The `DataTable` does not currently support row labels.
The `ArrowBackend` is optimized to be fast for large, immutable datasets. Mutating the data,
especially adding or removing rows, may be slow.
The `ArrowBackend` cannot be initialized without data, however, the DataTable can (either with or without `column_labels`).

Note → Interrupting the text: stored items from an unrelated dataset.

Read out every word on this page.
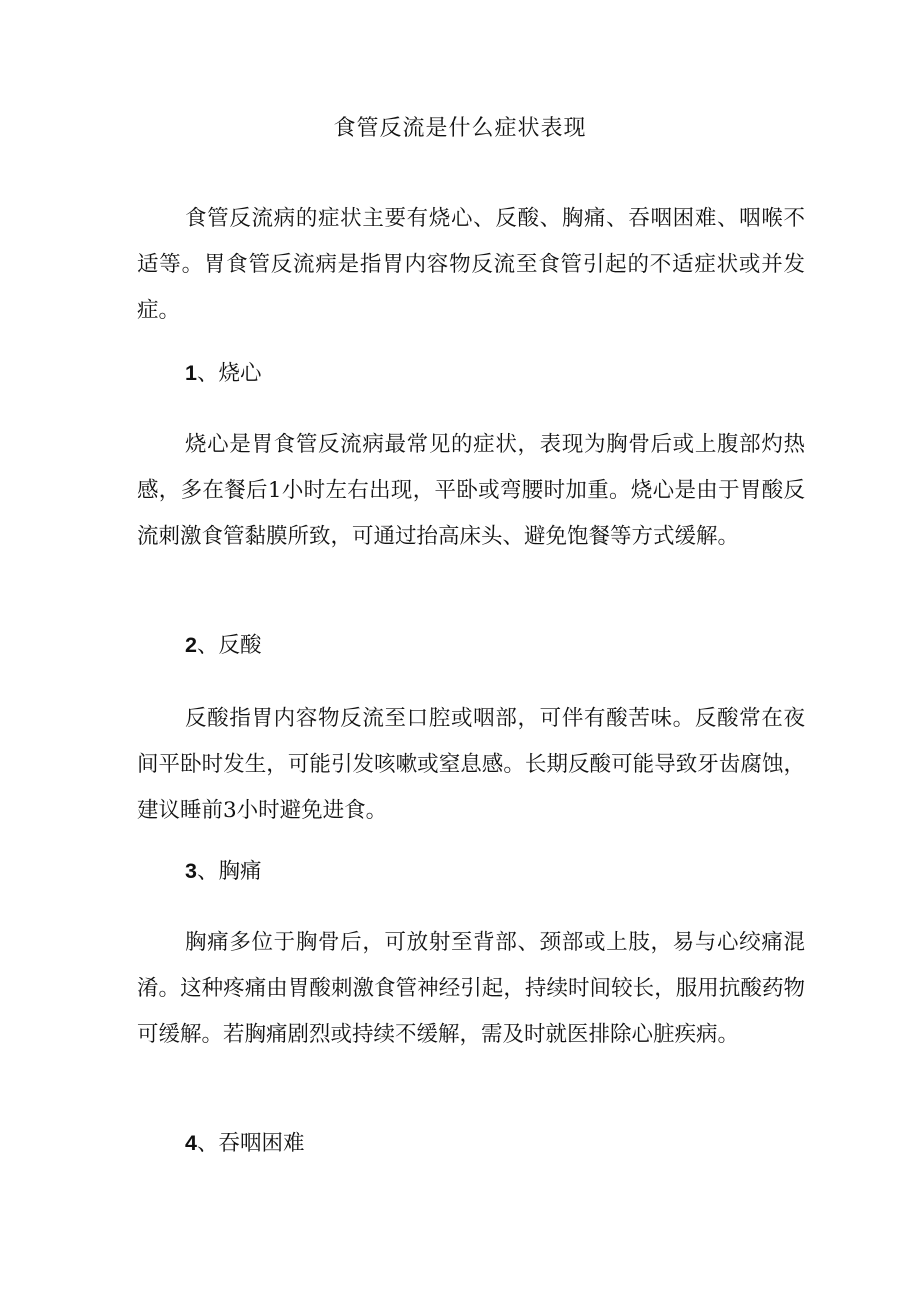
食管反流是什么症状表现

食管反流病的症状主要有烧心、反酸、胸痛、吞咽困难、咽喉不适等。胃食管反流病是指胃内容物反流至食管引起的不适症状或并发症。

1、烧心

烧心是胃食管反流病最常见的症状，表现为胸骨后或上腹部灼热感，多在餐后1小时左右出现，平卧或弯腰时加重。烧心是由于胃酸反流刺激食管黏膜所致，可通过抬高床头、避免饱餐等方式缓解。

2、反酸

反酸指胃内容物反流至口腔或咽部，可伴有酸苦味。反酸常在夜间平卧时发生，可能引发咳嗽或窒息感。长期反酸可能导致牙齿腐蚀，建议睡前3小时避免进食。

3、胸痛

胸痛多位于胸骨后，可放射至背部、颈部或上肢，易与心绞痛混淆。这种疼痛由胃酸刺激食管神经引起，持续时间较长，服用抗酸药物可缓解。若胸痛剧烈或持续不缓解，需及时就医排除心脏疾病。

4、吞咽困难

The `ArrowBackend` cannot store arbitrary Python objects or Rich Renderables as values. It may widen types to strings unnecessarily.
## Additional Features
### Copying Data from the Table
`ctrl+c` will post a SelectionCopied message with a list of tuples of the values selected by the cursor. To use, initialize with `cursor_type=range` from an app that does NOT inherit bindings.
```py
from textual.app import App, ComposeResult
from textual_fastdatatable import ArrowBackend, DataTable
class TableApp(App, inherit_bindings=False):
BINDINGS = [("ctrl+q", "quit", "Quit")]
def compose(self) -> ComposeResult:
backend = ArrowBackend.from_parquet("./tests/data/lap_times_538121.parquet")
yield DataTable(backend=backend, cursor_type="range")
if __name__ == "__main__":
app = TableApp()
app.run()
```
### Truncating long values
The `DataTable` will automatically calculate column widths; if you set a `max_column_content_width` at initialization, it will truncate any long values at that width; the full value will be visible on hover in a tooltip (and the full value will always be copied to the clipboard).